From national parks to natural wonders, here are our top 10 things to see along the west coast of Ireland.
Ireland is a rugged island that is rich in dramatic scenery, ancient history, and sights of culture and heritage. Known for its love for Guinness, traditional music, and friendly locals, it is a fine place to explore in depth.
With so much to see and do, even a lengthy trip to the Emerald Isle can be just not enough time.
Whether you’re after adventure or want to relish in the majesty of the Irish countryside, be it scenery or a social scene, here are the top 10 things to see along the west coast of Ireland.
10. Bundoran, Co. Donegal – for epic surfing
One major place not to be missed on the west coast of Ireland is Bundoran in County Donegal. This seaside township is favoured by longhaired, barefooted surfers who come from all over the world to catch a wave.
Local surfers are ever-present too, and with a laid-back but vibrant social scene, Bundoran makes for a great stop along the west coast of Ireland.
9. Cliffs of Moher, Co. Clare – for a postcard-worthy natural wonder
Indeed, the Cliffs of Moher may be seen as a bit of a “tourist trap,” but they are also absolutely stunning and well worth a visit if you’re travelling along the west coast of Ireland.
The dramatic 14-kilometre (8.6 miles) stretch of cliffs tower 509 feet (155 metres) above the wild Atlantic Ocean, and the setting provides the most enchanting view for a sunset.
Address: Lislorkan North, Liscannor, Co. Clare
8. Mizen Head, Co. Cork – for Ireland’s most southwesterly point
This epic attraction is located in Cork, and it is definitely one of the top things to see along the west coast of Ireland.

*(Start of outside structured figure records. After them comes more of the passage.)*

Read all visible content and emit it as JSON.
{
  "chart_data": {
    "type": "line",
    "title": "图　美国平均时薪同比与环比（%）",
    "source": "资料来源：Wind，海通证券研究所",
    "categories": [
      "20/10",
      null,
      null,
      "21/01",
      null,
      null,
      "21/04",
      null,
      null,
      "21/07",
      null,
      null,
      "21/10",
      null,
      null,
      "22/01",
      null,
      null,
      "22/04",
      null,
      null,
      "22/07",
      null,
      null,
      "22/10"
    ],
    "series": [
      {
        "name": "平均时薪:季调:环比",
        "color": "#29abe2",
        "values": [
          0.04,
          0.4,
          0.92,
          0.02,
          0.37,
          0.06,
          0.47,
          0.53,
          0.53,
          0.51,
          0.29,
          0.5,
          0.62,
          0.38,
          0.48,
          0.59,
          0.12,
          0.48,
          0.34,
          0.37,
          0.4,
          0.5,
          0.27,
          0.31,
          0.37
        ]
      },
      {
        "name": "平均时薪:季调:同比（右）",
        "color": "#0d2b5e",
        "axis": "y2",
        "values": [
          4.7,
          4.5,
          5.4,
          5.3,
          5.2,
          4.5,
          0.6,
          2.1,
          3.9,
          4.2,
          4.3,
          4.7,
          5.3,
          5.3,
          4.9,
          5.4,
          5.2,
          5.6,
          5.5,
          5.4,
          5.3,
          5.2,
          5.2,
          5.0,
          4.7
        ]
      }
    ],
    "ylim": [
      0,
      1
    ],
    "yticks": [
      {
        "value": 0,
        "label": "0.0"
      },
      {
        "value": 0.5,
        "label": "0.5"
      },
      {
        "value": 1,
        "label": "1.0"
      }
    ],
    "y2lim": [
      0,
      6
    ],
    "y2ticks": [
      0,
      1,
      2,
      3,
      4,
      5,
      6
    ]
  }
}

Mizen Head is the most southwesterly point on the island, and its dramatic coastal cliffs are only enhanced by a manmade footbridge that towers over wild seas.
7. Burren National Park, Co. Clare – for unique and stunning countryside
Close to the Cliffs of Moher (see #9) is the Burren National Park in County Clare. This stunning stretch of wild Irish countryside offers an alternative to the aesthetic one would expect.
The curious landscape is dominated by rocks, unusual formations, and dramatic cliffs, which allow for some fascinating walks and hikes.
Address: 2 Church St, Knockaunroe, Corofin, Co. Clare, V95 T9V6
6. Glenveagh National Park, Co. Donegal – for awe-inspiring scenery
Glenveagh National Park is a sprawling Eden and the second largest national park in Ireland, after the Wicklow Mountains.
Offering endless opportunities for awe-inspiring scenery and adventure, this is a must-see on any journey along Ireland’s ancient West coast.
Address: Church Hill, Letterkenny, Co. Donegal
5. Benbulbin, Co. Sligo – for hill walkers and adventurers
A key sight that must not be missed when travelling the West coast of Ireland is Benbulbin. This curious mountain is most memorable for its sheer drop façade that offers a canvas for the setting sun each evening.
Hill walkers and adventurers will be in their element along the paths of this ancient mountain. And, it is known to be a top spot for supernatural activity in the region!
4. Dingle, Co. Kerry – for a picturesque seaside town
If you’re looking to be swept away in the character and charm of an authentic Irish countryside town, Dingle is the answer.
The remote seaside town is located on the Dingle Peninsula in County Kerry and offers some of the most charming local pubs, seafood restaurants, and striking scenic drives in all of Ireland.
3. Achill Island, Co. Mayo – for untouched beauty
Achill Island in County Mayo is another top attraction on the west coast of Ireland. This island is connected to the mainland by a bridge for ease of access, and the landmass is home to some superb scenery and sights.
Check out Keel Beach if you want to be blown away by the raw and untouched beauty of Ireland’s dynamic west coast.
2. Aran Islands, Co. Galway – for a step back into ancient Ireland
Steal some time to get away from the mainland and make the voyage to the Aran Islands. Inishmore, Inisheer, and Inishmaan make up the Aran Islands and can be accessed by ferry or aeroplane from the mainland.
Step back into ancient Ireland on these remote and untouched islands. Residents live a slower-paced life here, and the Irish language still rules as the mother tongue.
1. Killarney National Park, Co. Kerry – for an enchanting experience
Pure bliss can be found by means of visiting Killarney National Park. This enchanting experience will leave you besotted, no doubt, and top attractions include Ross Castle and Muckross Castle.